In early 2016, weather permitting, work is slated to begin work on Shawnee’s lone remaining copper exchange: Renshaw, which contains roughly 130 subscribers.
- Shawnee Communications will develop, service, and maintain modern communications technology for residents and businesses in rural communities in Southern and Central Illinois.
- We will build a telephone and Internet connectivity infrastructure to bring our customers the best, most reliable technology at realistic costs.
- The activities of Shawnee Communications will be beneficial to our communities. In addition to providing improved communications technologies, we will support community organizations that enhance the quality of life in our business areas.

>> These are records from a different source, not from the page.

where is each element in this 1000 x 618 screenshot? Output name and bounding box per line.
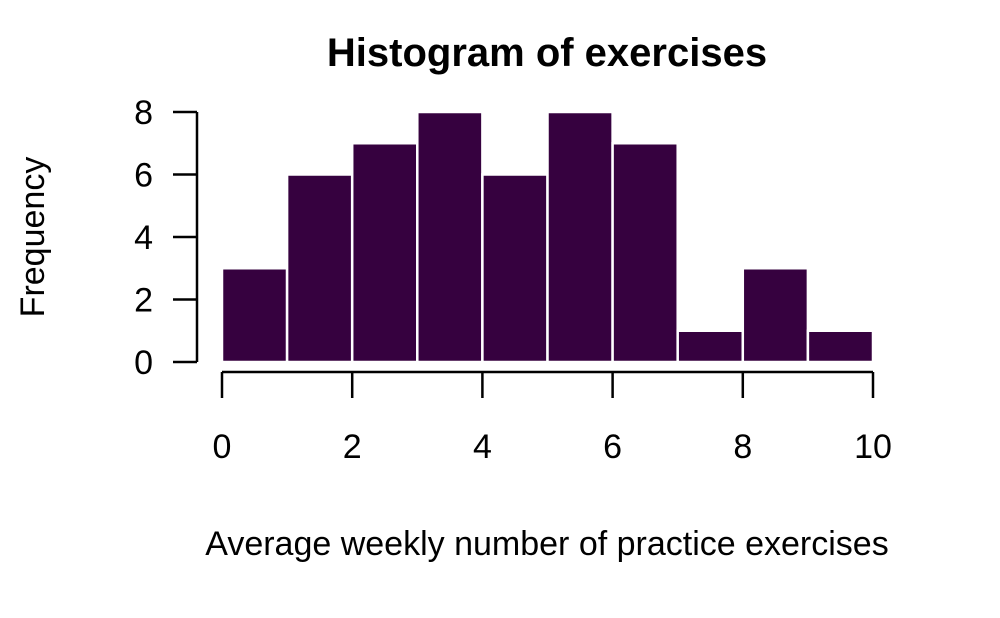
y-axis-label: Frequency	[14, 157, 52, 318]
x-tick-label-8: 8	[733, 428, 752, 466]
histogram-bar-1-2	[285, 173, 354, 364]
chart-title: Histogram of exercises	[327, 31, 767, 75]
histogram-bar-5-6	[546, 110, 614, 364]
y-axis: 0 2 4 6 8	[134, 94, 199, 382]
histogram-bars	[220, 110, 875, 364]
x-axis: 0 2 4 6 8 10	[213, 370, 892, 466]
x-tick-label-4: 4	[473, 428, 492, 466]
histogram-bar-3-4	[416, 110, 484, 364]
x-tick-label-6: 6	[603, 428, 622, 466]
y-tick-label-2: 2	[134, 282, 153, 320]
histogram-bar-9-10	[806, 329, 875, 364]
y-tick-label-4: 4	[134, 219, 153, 257]
x-axis-label: Average weekly number of practice exerci…	[205, 525, 888, 563]
histogram-bar-7-8	[676, 329, 745, 364]
y-tick-label-6: 6	[134, 157, 153, 195]
x-tick-label-2: 2	[343, 428, 362, 466]
y-tick-label-0: 0	[134, 344, 153, 382]
histogram-bar-8-9	[741, 267, 810, 364]
histogram-bar-2-3	[350, 142, 419, 364]
x-tick-label-0: 0	[213, 428, 232, 466]
x-tick-label-10: 10	[854, 428, 892, 466]
histogram-bar-6-7	[611, 142, 679, 364]
histogram-bar-4-5	[481, 173, 549, 364]
y-tick-label-8: 8	[134, 94, 153, 132]
histogram-bar-0-1	[220, 267, 289, 364]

Shawnee Communications is a proud corporate citizen of Southern Illinois. We’re proud to contribute to the economic welfare of our communities by improving communications infrastructure and technology as well as providing well paying jobs to people throughout the region.
As citizens of the communities of Southern Illinois, Shawnee Communications and our subsidiary companies strive to make positive contributions to the welfare of the region. So we share in the vision of growth and prosperity for all. We participate in community projects and donate to organizations that benefit our communities.
In addition, individuals in our companies actively participate in organizations that benefit by the unique talents and abilities they have to offer. We all understand that the quality of life in our community is directly related to the effort we are willing to give to make improvements or otherwise provide a positive influence.
At Shawnee, We’re Good Sports, Too!
Shawnee Communications is proud to support local high school sports programs in the communities served by Shawnee Telephone. For the past several years, Shawnee Telephone has donated to the Hardin County High School Cougars, the Pope County High School Pirates, and the Gallatin County High School Hawks.
Shawnee Telephone‘s donations provide the high school sports programs at each of the schools with financial flexibility. Since 2006 Shawnee’s gift provided new basketball shoes for the boys’ and girls’ basketball teams at each of the high schools. We’re proud to be able to make these donations, and we are able to do so because of our customers in these communities who have made it possible for us to give back to our area neighbors.
So when you are cheering on your school’s sports teams, know that your friends at Shawnee Communications are there wishing success for those hard-working athletes!
At Shawnee Communications and our subsidiaries, we consider our employees the pillars of our organization. Our people, like their Southern Illinois neighbors, are woven with strong character, deep ethics, and unlimited drive, and every employee strives for continued individual improvement day to day. The level of loyalty and integrity displayed by our staff is reflected in the quality of service provided to our customers.
Although individuals on the Shawnee Communications staff come to us with diverse technical, business, and clerical backgrounds, they display a unique cohesiveness and cooperation working between departments. This spirit of unity has proven invaluable during project coordination and planning. The ability and willingness to operate as a team has facilitated every aspect of our expansion and growth and will continue to do so well into the future.